In May of 2010, long-standing Wisconsin Congressman David Obey announced his retirement from the House of Representatives. Obey had first been elected in 1969, nearly a year before then up-and-coming Republican Congressman Paul Ryan was born. And even though Obey frequently criticized Ryan’s policies, Ryan issued a statement praising the stalwart Democrat for his service.
“David and I have had our policy disagreements over the years,” said Ryan, “but he has always had my respect.” Ryan noted that Obey had “served Wisconsin and served this country honorably,” and wished him the best.
It was not a courtesy always extended to Ryan when the now-Speaker of the House announced on Wednesday that he would not be seeking re-election. Shortly after the announcement, Democratic Madison-area Congressman Mark Pocan took to Twitter to post a single enthusiastic smiley face emoji, before posting an op-ed that accused Ryan of overseeing the Republican Party’s “moral demise.”
On Instagram, Democratic State Rep. Chris Taylor of Madison posted a snarky video of herself gleefully waving goodbye to a cardboard cutout of Ryan. On Twitter, Milwaukee Mayor Tom Barrett — a former congressman himself — used Ryan’s retirement to take a swipe at Republican Gov. Scott Walker. “If Paul Ryan is stepping down because he can’t defend his policy decisions to voters,” Barrett said, “perhaps Scott Walker should consider that too.” (Of course, Barrett tried to keep Walker from the governor’s office twice, and lost both times.)
And these were just the responsible people. In The New York Times, a Paul Krugman column accused Ryan of being complicit in supporting “fascism” by working with President Donald Trump.

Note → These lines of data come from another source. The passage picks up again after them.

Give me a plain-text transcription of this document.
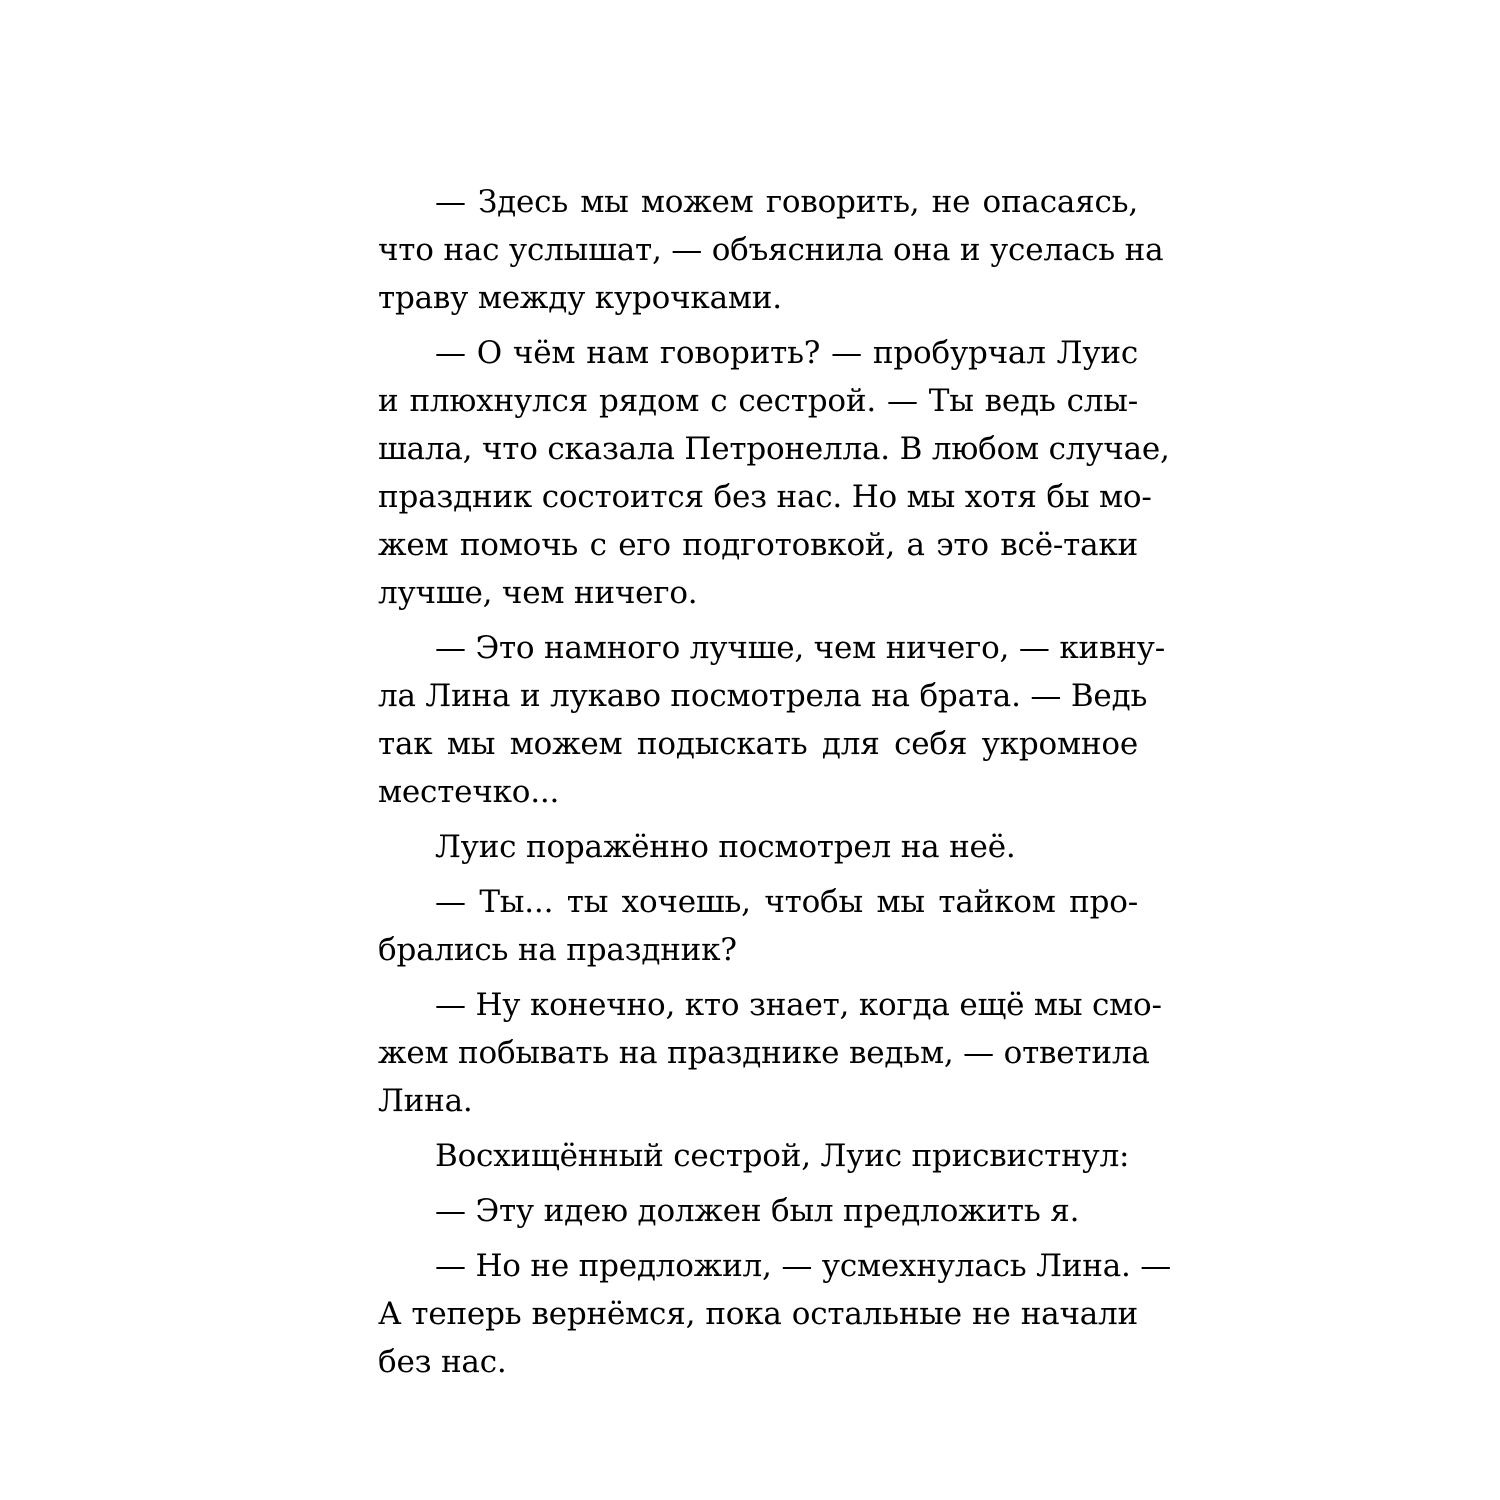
— Здесь мы можем говорить, не опасаясь,
что нас услышат, — объяснила она и уселась на
траву между курочками.
— О чём нам говорить? — пробурчал Луис
и плюхнулся рядом с сестрой. — Ты ведь слы-
шала, что сказала Петронелла. В любом случае,
праздник состоится без нас. Но мы хотя бы мо-
жем помочь с его подготовкой, а это всё-таки
лучше, чем ничего.
— Это намного лучше, чем ничего, — кивну-
ла Лина и лукаво посмотрела на брата. — Ведь
так мы можем подыскать для себя укромное
местечко...
Луис поражённо посмотрел на неё.
— Ты... ты хочешь, чтобы мы тайком про-
брались на праздник?
— Ну конечно, кто знает, когда ещё мы смо-
жем побывать на празднике ведьм, — ответила
Лина.
Восхищённый сестрой, Луис присвистнул:
— Эту идею должен был предложить я.
— Но не предложил, — усмехнулась Лина. —
А теперь вернёмся, пока остальные не начали
без нас.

The Washington Post’s Jennifer Rubin offered “Three ways that Paul Ryan could recover his soul.” Randy Bryce, a Democratic candidate for Ryan’s former seat who goes by the moniker “Iron Stache,” ludicrously suggested it was the robustness of his facial hair that drove Ryan from the race.
This is a surprising level of grave-dancing from a party that just a year ago lost a presidential race to one of the most absurd candidates to ever run for the nation’s highest office. (And yes, the same could be said of the GOP, but they are not setting off fireworks over Ryan’s retirement.)
What is clearly evident is that even the basic mores of political decency are melting away, leaving us engaged in ideological war all the time. There’s no doubt that Donald Trump has a great deal to do with this change: “Magnanimity” is not a word synonymous with a man who took to Twitter just this Friday to once again label the woman he beat 16 months ago “Crooked Hillary.”
And it is Trump who has tarnished Ryan’s legacy as a man of dignity and principle, who suffered unspeakable abuse while never responding in kind.
Yet people forget that Trump happened in spite of Ryan, not because of him. And yes, while many conservatives took issue with Ryan’s eventual endorsement of Trump during the campaign, what exactly was Ryan supposed to do once Trump assumed office? Refuse to work with the president in passing legislation because of whatever fleeting offense Trump may have given that week? Should Ryan just have shut Congress down until the president decided to behave, or should he have continued trying to do the work demanded of him by his constituents and the voters that elected his members to Congress?
If anything, the undignified reaction on the left to Ryan’s retirement should provide a silver lining for Republicans, who look to be in for a difficult slate of November elections. As the union protests of 2011 demonstrated in Wisconsin, there is no anodyne issue to which progressives won’t ludicrously overreact. Just as their overreach seven years ago drove more Republicans into elected office in the state, so too can their histrionics in 2018. “Overplaying your hand” appears to be both the first and last chapter in the Democratic playbook.
Just three weeks ago, Ryan held a ceremony on the House floor to commemorate U.S. Rep. Marcy Kaptur (D-Ohio) becoming the longest-serving woman in the history of the House of Representatives. Following his gracious speech, Ryan briefly hugged Kaptur and his long-time nemesis, Democratic Minority Leader Nancy Pelosi. It was a moment of dignity between political rivals that is becoming all too rare.
Evidently, we live in an era where some elected officials can’t be respectful even for a moment. Unless we can all grow up a little, America needs a more representative symbol than the bald eagle. Given the current quality of our members of Congress, perhaps a sad-face emoji will do.
What’s the biggest thing in Republicans’ favor? Democrats.